# lens baby v.s. knock off fish eye



## nrois02 (Feb 24, 2009)

has anyone worked with the control freak which is this one

Lensbaby - The Control Freak

and has anyone ever gotten something like this...

[ame=http://www.amazon.com/Opteka-Panoramic-Fisheye-Digital-Cameras/dp/B0017W70JE/ref=sr_1_1?ie=UTF8&s=photo&qid=1228364897&sr=1-1]Amazon.com: Opteka .35x HD² Super Wide Angle Panoramic Macro Fisheye Lens for Nikon D700, D300, D200, D100, D90, D80, D70, D60, D50, D40, D40x, D2HS, D2XS, D3 Digital SLR Cameras: Camera & Photo[/ame]

i know the lensbabies are really awesome but money is tight but i dont want to  throw my money away and get something if its going to break on me the first time ill take it out


----------



## Dubious Drewski (Feb 24, 2009)

I don't think you fully realize what these two things do.  One is a tilt shift lens, which puts parts of your image out of focus, and the other is a wide angle converter, which sits on top of a regular lens and makes it a wider angle.

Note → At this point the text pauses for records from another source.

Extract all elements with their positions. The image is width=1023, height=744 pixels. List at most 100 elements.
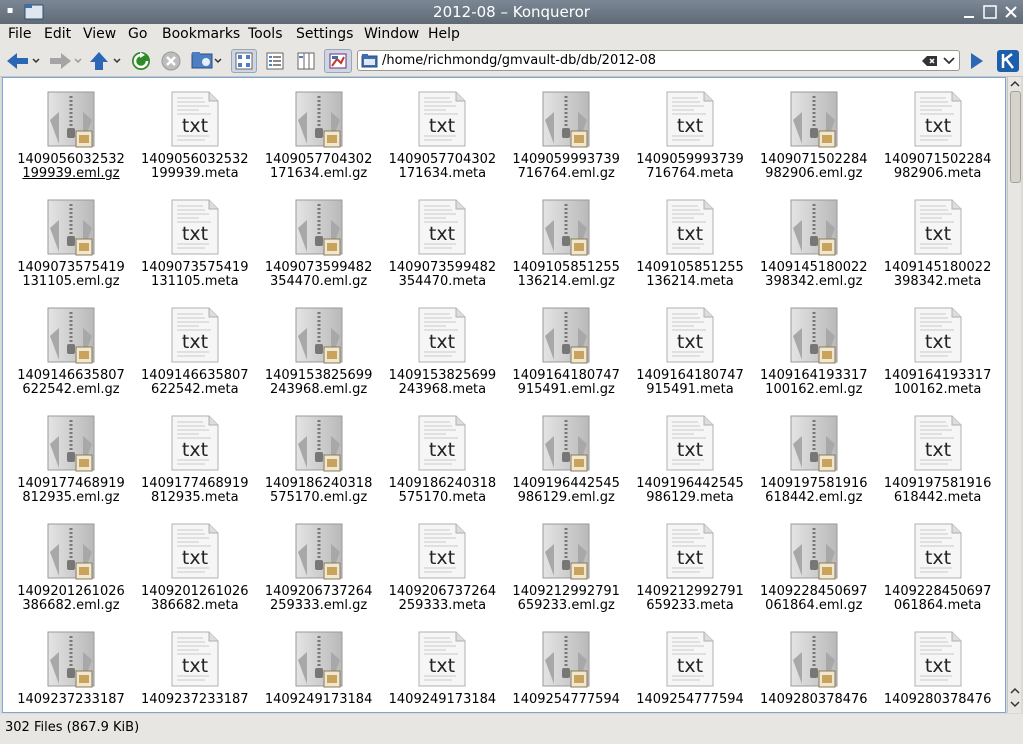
menu-bookmarks[interactable]: Bookmarks [162, 26, 240, 42]
menu-help[interactable]: Help [428, 26, 460, 42]
file-item[interactable]: 1409201261026 386682.eml.gz [10, 522, 132, 613]
archive-file-icon [47, 91, 95, 148]
file-item[interactable]: txt 1409057704302 171634.meta [381, 90, 503, 181]
icon-view-button[interactable] [231, 49, 257, 73]
file-name-line1: 1409073599482 [264, 260, 373, 275]
close-icon[interactable] [1002, 3, 1020, 21]
file-item[interactable]: txt 1409059993739 716764.meta [629, 90, 751, 181]
file-item[interactable]: 1409105851255 136214.eml.gz [505, 198, 627, 289]
file-item[interactable]: txt 1409164180747 915491.meta [629, 306, 751, 397]
file-name-line2: 622542.meta [151, 382, 239, 397]
menu-file[interactable]: File [8, 26, 31, 42]
go-button[interactable] [966, 49, 988, 73]
file-name: 1409073599482 354470.eml.gz [258, 261, 380, 289]
archive-file-icon [790, 631, 838, 688]
file-item[interactable]: txt 1409073599482 354470.meta [381, 198, 503, 289]
file-item[interactable]: 1409073599482 354470.eml.gz [258, 198, 380, 289]
file-item[interactable]: 1409280378476 [753, 630, 875, 707]
file-item[interactable]: txt 1409145180022 398342.meta [877, 198, 999, 289]
file-item[interactable]: txt 1409146635807 622542.meta [134, 306, 256, 397]
file-name: 1409196442545 986129.meta [629, 477, 751, 505]
menu-tools[interactable]: Tools [248, 26, 283, 42]
location-path[interactable]: /home/richmondg/gmvault-db/db/2012-08 [382, 53, 656, 68]
details-view-button[interactable] [262, 49, 288, 73]
file-name-line2: 171634.eml.gz [269, 166, 368, 181]
location-bar[interactable]: /home/richmondg/gmvault-db/db/2012-08 [357, 50, 960, 71]
file-name: 1409254777594 [505, 693, 627, 707]
columns-view-button[interactable] [293, 49, 319, 73]
menu-edit[interactable]: Edit [44, 26, 71, 42]
file-item[interactable]: 1409057704302 171634.eml.gz [258, 90, 380, 181]
file-item[interactable]: 1409153825699 243968.eml.gz [258, 306, 380, 397]
reload-button[interactable] [130, 49, 152, 73]
file-item[interactable]: 1409073575419 131105.eml.gz [10, 198, 132, 289]
file-item[interactable]: txt 1409237233187 [134, 630, 256, 707]
file-item[interactable]: txt 1409196442545 986129.meta [629, 414, 751, 505]
archive-file-icon [295, 415, 343, 472]
archive-file-icon [542, 523, 590, 580]
clear-text-icon[interactable] [922, 55, 938, 67]
file-item[interactable]: txt 1409073575419 131105.meta [134, 198, 256, 289]
file-item[interactable]: 1409254777594 [505, 630, 627, 707]
text-file-icon: txt [914, 91, 962, 147]
scrollbar-thumb[interactable] [1010, 91, 1021, 183]
forward-button[interactable] [46, 49, 84, 73]
file-item[interactable]: txt 1409206737264 259333.meta [381, 522, 503, 613]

It's like you're asking us whether it's better to buy a pickup truck or a hockey stick.  They're totally different things.


----------



## nrois02 (Feb 24, 2009)

hahaha yeah i know i like the lensbaby because its got a great way to play around with different views but i also want a fish eye lense but cant afford a good one. just looking for an opinion i guess. and also to see if anyone knows if the fish eye is any good.


----------



## nrois02 (Feb 26, 2009)

anyone know the quality of those fish eye lenses?


----------



## AlexColeman (Feb 26, 2009)

I'd say neither unless you are really seeking one. Both have very limited uses.


----------



## nrois02 (Feb 27, 2009)

yeah i know they have limited uses but thats ok. i would just like a new lense to play around with


----------